Media: Brytyjczycy mieli negocjować poddanie się Karadżicia i Mladicia
Brytyjczycy mieli bez powodzenia pod koniec czerwca, przed szczytem NATO w Stambule, negocjować poddanie się dawnego przywódcy Serbów bośniackich Radovana Karadżicia i szefa sił serbskich Ratko Mladicia, oskarżonych przez Trybunał w Hadze o ludobójstwo - podał w poniedziałek dziennik bośniacki.
Negocjacje się nie powiodły, gdyż obydwaj zażądali pozostania na wolności podczas procesu, co było absolutnie nie do zaakceptowania przez wspólnotę międzynarodową - twierdzi "Dnevni Avaz", powołując się na "oficjalne źródło, zbliżone do zagranicznych służb specjalnych".
Brytyjskie służby specjalne koordynowały negocjacje, które miały się odbywać na dwa tygodnie przed szczytem NATO (28-29 czerwca) w Stambule - precyzuje dziennik.
"Są to czyste spekulacje" - skomentował rewelacje gazety Julian Brightwhite, rzecznik prasowy wysokiego przedstawiciela wspólnoty międzynarodowej w Bośni Paddy'ego Ashdowna.
Rzecznik prasowy sił stabilizacyjnych w Bośni Mark Hope zaprzeczył, aby SFOR był zaangażowany w mediację. "Jeśli ktokolwiek inny to robił, nic o tym nie wiemy" - dodał.
Według gazety, ówczesny przewodniczący parlamentu Republiki Serbskiej (w Bośni) Dragan Kalinić miał odegrać rolę pośrednika w negocjacjach.
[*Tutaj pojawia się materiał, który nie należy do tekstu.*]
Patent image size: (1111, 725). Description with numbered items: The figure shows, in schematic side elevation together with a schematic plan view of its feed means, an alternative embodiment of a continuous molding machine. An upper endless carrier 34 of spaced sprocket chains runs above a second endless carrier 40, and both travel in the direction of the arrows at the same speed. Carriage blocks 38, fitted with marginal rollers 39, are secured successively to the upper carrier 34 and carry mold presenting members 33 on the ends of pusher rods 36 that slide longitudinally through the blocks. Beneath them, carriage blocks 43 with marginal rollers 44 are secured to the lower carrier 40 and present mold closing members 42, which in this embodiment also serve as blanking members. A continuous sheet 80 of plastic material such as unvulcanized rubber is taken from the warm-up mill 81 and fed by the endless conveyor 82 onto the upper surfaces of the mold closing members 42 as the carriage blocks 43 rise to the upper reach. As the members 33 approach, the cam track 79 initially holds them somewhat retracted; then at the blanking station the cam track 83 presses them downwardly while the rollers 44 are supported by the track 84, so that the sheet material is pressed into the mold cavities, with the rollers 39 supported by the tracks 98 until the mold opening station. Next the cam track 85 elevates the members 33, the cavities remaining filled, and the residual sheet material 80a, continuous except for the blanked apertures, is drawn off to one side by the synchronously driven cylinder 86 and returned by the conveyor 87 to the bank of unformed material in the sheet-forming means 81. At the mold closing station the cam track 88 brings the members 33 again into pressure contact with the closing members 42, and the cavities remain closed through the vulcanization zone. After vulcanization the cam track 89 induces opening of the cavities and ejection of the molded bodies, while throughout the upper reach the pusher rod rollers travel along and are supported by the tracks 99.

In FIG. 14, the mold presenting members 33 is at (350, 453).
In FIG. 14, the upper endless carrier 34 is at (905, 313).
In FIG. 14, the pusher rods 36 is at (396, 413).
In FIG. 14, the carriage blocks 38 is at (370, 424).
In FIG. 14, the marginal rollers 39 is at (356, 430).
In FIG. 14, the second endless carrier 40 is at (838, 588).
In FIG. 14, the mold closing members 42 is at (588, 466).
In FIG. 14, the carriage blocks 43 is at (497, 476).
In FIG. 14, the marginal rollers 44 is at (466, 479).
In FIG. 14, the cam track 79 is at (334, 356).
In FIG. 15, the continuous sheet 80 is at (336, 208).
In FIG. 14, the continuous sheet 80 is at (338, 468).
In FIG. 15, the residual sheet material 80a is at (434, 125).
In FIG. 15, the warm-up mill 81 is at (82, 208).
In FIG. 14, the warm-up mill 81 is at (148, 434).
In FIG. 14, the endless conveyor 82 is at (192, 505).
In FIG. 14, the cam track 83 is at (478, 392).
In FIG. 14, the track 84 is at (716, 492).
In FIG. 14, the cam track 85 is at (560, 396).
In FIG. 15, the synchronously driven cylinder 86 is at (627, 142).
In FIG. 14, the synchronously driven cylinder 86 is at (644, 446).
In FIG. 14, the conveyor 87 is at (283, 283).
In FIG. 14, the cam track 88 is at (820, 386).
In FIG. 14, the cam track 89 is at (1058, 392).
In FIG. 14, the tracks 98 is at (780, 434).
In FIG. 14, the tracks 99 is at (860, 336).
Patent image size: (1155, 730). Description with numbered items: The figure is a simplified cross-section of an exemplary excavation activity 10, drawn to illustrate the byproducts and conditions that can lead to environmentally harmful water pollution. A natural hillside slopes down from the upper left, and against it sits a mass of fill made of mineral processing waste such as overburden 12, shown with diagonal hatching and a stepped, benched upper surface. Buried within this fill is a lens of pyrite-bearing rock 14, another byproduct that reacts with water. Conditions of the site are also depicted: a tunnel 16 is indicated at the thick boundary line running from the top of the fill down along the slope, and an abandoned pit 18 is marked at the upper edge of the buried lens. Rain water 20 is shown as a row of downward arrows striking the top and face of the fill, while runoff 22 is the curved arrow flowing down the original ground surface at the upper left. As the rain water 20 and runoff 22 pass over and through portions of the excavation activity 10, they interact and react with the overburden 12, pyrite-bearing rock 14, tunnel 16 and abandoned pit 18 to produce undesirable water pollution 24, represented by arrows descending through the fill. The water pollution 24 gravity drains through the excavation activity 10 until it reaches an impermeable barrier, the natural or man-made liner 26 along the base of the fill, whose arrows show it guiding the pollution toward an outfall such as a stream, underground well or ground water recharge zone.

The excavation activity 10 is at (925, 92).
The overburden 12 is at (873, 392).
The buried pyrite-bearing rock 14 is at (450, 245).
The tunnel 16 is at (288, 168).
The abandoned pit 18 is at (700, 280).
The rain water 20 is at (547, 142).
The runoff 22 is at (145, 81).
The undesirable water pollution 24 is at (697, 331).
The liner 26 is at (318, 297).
Wspólnota międzynarodowa miała mu w rewanżu obiecać możliwość prowadzenia bez przeszkód działalności politycznej.
Nazajutrz po szczycie w Stambule Kalinić, oskarżony o pomaganie Karadżiciowi w uniknięciu postawienia przed międzynarodowym wymiarem sprawiedliwości, został zwolniony przez Ashdowna z funkcji przewodniczącego parlamentu. Wraz z nim zwolniono 60 urzędników, w tym ministra spraw wewnętrznych Zorana Djericia.
"Dnevni Avaz" potwierdza, że Karadżić i Mladić ukrywają się w Bośni.
W ostatnich dniach SFOR nasilił operacje w rejonie granicznym między Bośnią a Serbią, jednak oficjalnie nie łączył ich z poszukiwaniami Karadżicia i Mladicia.
Karadżić w latach 1992-1996 był "prezydentem" Republiki Serbskiej w Bośni. Zarzuca mu się m.in. organizowanie obozów koncentracyjnych dla bośniackich Chorwatów i Muzułmanów, bombardowanie Sarajewa oraz odpowiedzialność za zbrodnie w Srebrenicy, gdzie Serbowie wymordowali 7,5 tys. Muzułmanów. Od 1996 r. pozostaje w ukryciu, podobno we wschodniej Bośni, korzystając z pomocy setek osób.
SFOR i międzynarodowy "gubernator" Bośni Paddy Ashdown od półtora roku zaciskają pętlę wokół Karadżicia. Ashdown zamroził w lipcu ubiegłego roku konta bankowe jego rodziny: brata, żony, dwojga ich dzieci oraz dziesięciu innych osób, które pomagały mu uniknąć aresztowania. Wcześniej żona i syn Karadżicia znaleźli się na czarnej liście 14 osób z Bośni, które z tego samego powodu Unia Europejska objęła zakazem wjazdu na swe terytorium.
W kwietniu Ashdown polecił zamrozić wszelkie płatności dla założonej przez Karadżicia Serbskiej Partii Demokratycznej, zarzucając jej, że nie chce współpracować z trybunałem w Hadze.